The tiny ruby-throated hummingbirds constantly eat sweet nectar to fuel the rapid wing movements that keep them soaring. To conserve energy during their nightly fasts, birds can switch to an energy-saving mode called torpor by lowering their body temperature and slowing their metabolism by up to 95%.
“We wanted to know if hummingbirds use this same energy-saving mechanism to more quickly build the fat stores that they will use to fuel their 5,000-mile migrations between their North American breeding grounds and their homes. winter in Central America, ”says first author Erich Eberts. , doctoral student at Welch Lab, University of Toronto Scarborough, Ontario, Canada.
To study how and when hummingbirds deploy this energy-saving strategy, Eberts and the team measured the daily changes in body, fat, and lean masses of 16 ruby-throated hummingbirds during three time periods: the breeding season, late summer when birds are preparing to migrate, and during the typical bird migration period. They also measured the birds’ oxygen uptake using a technique called respirometry to determine when they went into torpor.
During the breeding season, hummingbirds maintained lean body masses and did not enter into torpor until their fat stores fell below 5% of their body mass. This “energy emergency strategy” was usually deployed on nights when they fell asleep with lower energy reserves.

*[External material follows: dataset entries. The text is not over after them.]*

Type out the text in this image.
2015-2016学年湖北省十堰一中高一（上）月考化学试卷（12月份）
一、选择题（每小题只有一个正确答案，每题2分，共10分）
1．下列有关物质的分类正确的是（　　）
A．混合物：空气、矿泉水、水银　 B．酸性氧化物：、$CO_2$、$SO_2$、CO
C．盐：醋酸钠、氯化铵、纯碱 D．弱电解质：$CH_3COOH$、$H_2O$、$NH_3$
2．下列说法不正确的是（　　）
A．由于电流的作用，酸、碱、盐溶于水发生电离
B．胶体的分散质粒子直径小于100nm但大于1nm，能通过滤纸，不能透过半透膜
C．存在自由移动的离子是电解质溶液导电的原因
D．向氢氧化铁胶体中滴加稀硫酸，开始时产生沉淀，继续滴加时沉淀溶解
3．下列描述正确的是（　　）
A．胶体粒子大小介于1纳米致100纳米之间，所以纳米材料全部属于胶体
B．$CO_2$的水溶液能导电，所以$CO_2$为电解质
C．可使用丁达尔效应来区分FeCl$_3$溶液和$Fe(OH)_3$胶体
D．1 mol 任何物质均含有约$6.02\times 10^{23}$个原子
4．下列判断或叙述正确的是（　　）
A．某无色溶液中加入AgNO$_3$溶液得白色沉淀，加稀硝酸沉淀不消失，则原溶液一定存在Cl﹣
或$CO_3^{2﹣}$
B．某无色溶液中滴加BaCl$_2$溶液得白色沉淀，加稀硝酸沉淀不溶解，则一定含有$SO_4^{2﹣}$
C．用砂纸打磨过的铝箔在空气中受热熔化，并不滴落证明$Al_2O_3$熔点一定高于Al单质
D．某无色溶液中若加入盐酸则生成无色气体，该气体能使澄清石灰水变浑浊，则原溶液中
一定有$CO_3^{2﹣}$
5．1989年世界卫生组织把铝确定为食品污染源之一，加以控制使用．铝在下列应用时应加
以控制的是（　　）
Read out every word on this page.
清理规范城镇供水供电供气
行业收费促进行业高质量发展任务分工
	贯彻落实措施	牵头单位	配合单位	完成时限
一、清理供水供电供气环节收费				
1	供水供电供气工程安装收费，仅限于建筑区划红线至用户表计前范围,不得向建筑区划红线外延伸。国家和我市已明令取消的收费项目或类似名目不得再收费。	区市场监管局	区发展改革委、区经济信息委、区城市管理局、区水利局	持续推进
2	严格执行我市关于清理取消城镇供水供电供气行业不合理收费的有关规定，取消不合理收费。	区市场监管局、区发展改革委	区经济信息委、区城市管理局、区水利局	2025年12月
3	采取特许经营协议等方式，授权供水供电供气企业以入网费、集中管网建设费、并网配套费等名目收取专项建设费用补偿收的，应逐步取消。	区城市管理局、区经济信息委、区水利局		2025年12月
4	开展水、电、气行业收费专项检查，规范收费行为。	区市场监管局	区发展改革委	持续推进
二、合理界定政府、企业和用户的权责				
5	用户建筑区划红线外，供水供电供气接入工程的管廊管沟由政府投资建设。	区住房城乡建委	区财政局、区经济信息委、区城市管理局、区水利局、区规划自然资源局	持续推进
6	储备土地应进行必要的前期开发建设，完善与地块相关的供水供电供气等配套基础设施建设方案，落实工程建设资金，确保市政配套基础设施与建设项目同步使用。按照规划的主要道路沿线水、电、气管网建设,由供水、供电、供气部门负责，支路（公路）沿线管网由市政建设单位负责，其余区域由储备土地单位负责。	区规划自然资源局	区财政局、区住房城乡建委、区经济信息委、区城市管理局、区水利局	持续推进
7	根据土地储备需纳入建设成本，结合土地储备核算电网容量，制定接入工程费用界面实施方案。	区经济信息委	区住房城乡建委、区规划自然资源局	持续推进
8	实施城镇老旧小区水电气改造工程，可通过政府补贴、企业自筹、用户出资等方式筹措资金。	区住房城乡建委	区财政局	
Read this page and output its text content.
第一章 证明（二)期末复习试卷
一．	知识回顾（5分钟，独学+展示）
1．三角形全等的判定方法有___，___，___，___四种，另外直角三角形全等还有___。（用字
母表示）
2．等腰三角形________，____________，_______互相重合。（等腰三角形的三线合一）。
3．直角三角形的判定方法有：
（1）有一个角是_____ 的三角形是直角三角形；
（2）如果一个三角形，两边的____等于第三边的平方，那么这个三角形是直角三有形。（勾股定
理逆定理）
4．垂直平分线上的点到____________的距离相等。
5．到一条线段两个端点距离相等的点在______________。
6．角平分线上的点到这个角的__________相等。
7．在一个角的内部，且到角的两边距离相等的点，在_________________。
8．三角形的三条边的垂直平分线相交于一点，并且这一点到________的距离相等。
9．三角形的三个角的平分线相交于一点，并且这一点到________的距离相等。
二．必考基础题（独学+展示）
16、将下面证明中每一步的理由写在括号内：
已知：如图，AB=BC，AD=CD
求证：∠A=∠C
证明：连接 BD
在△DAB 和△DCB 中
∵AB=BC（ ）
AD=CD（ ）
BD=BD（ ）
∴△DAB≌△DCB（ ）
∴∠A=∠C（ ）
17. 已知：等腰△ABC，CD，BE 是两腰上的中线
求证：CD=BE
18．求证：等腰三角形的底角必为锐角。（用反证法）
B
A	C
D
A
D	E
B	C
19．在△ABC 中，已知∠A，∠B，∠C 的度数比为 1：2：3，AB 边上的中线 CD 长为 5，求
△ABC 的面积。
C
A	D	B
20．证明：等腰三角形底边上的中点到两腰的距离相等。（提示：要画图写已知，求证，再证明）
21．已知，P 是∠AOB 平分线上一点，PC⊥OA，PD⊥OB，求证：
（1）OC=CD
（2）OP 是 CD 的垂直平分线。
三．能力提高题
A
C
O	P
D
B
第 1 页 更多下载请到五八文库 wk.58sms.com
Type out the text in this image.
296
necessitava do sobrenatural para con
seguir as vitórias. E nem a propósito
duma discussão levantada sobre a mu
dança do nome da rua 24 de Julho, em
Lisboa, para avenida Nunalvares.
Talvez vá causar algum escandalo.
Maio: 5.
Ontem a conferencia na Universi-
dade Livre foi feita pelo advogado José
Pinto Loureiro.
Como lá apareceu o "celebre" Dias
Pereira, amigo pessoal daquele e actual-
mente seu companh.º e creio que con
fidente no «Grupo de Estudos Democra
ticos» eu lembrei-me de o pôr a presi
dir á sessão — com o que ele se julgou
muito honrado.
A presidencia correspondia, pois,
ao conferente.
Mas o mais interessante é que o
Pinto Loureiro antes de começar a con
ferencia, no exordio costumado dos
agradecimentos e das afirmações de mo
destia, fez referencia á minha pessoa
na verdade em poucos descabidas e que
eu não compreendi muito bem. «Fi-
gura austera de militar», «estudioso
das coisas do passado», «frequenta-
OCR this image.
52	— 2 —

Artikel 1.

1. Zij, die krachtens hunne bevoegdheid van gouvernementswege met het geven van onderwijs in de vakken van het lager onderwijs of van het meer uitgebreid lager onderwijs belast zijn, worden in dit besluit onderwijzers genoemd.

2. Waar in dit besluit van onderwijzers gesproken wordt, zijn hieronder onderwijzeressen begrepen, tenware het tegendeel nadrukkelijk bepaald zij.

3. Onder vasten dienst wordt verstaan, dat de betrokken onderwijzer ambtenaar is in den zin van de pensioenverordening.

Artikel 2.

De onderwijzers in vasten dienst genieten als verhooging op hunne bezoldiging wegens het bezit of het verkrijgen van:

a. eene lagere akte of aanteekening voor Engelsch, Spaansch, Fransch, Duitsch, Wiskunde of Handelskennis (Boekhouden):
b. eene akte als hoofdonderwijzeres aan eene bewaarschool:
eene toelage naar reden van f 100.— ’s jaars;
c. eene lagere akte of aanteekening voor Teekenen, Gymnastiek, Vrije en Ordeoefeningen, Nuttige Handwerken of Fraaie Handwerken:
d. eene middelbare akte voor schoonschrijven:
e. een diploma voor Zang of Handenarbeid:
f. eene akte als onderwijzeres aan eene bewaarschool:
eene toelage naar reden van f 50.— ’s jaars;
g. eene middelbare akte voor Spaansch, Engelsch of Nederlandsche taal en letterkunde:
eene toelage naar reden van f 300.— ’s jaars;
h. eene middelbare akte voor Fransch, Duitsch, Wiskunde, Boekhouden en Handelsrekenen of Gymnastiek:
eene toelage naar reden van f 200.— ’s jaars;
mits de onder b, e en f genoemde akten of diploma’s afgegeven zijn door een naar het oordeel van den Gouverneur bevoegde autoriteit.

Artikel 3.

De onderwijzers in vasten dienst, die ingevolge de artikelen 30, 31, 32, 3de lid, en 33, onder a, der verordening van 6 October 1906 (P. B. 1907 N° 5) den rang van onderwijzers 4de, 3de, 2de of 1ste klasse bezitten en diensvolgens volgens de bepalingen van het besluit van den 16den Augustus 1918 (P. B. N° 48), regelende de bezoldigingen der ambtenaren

But in late summer, when birds typically increase their body mass by 20% to sustain themselves during the long migration, they stop using the 5% threshold to enter torpor. Instead, they go into torpor more frequently and at higher levels of fat. This allows them to conserve energy and accumulate fat even as the nights gradually lengthen. “We have shown that hummingbirds abandon the energy emergency strategy at the end of summer and start using torpor to build up the fat stores they need for migration,” says Eberts.
The authors add that knowing more about this energy-saving strategy may be important for the conservation of ruby-throated hummingbirds and other migratory bird species that are under increasing stress from climate change and loss. habitat.
“Our findings that hummingbirds can use torpor to cope with different energy challenges throughout the annual cycle are important to understanding the differences in how these migrating animals and others that do not use torpor might respond. to future environmental changes in food availability and temperature, ”concludes Kenneth Welch Jr., associate professor and acting chair of the Department of Biological Sciences at the University of Toronto Scarborough, and co-author of the study at the University of Toronto Scarborough. alongside Christopher Guglielmo, professor at the University of Western Ontario, Canada.
Source of the story:
Material provided by eLife. Note: Content can be changed for style and length.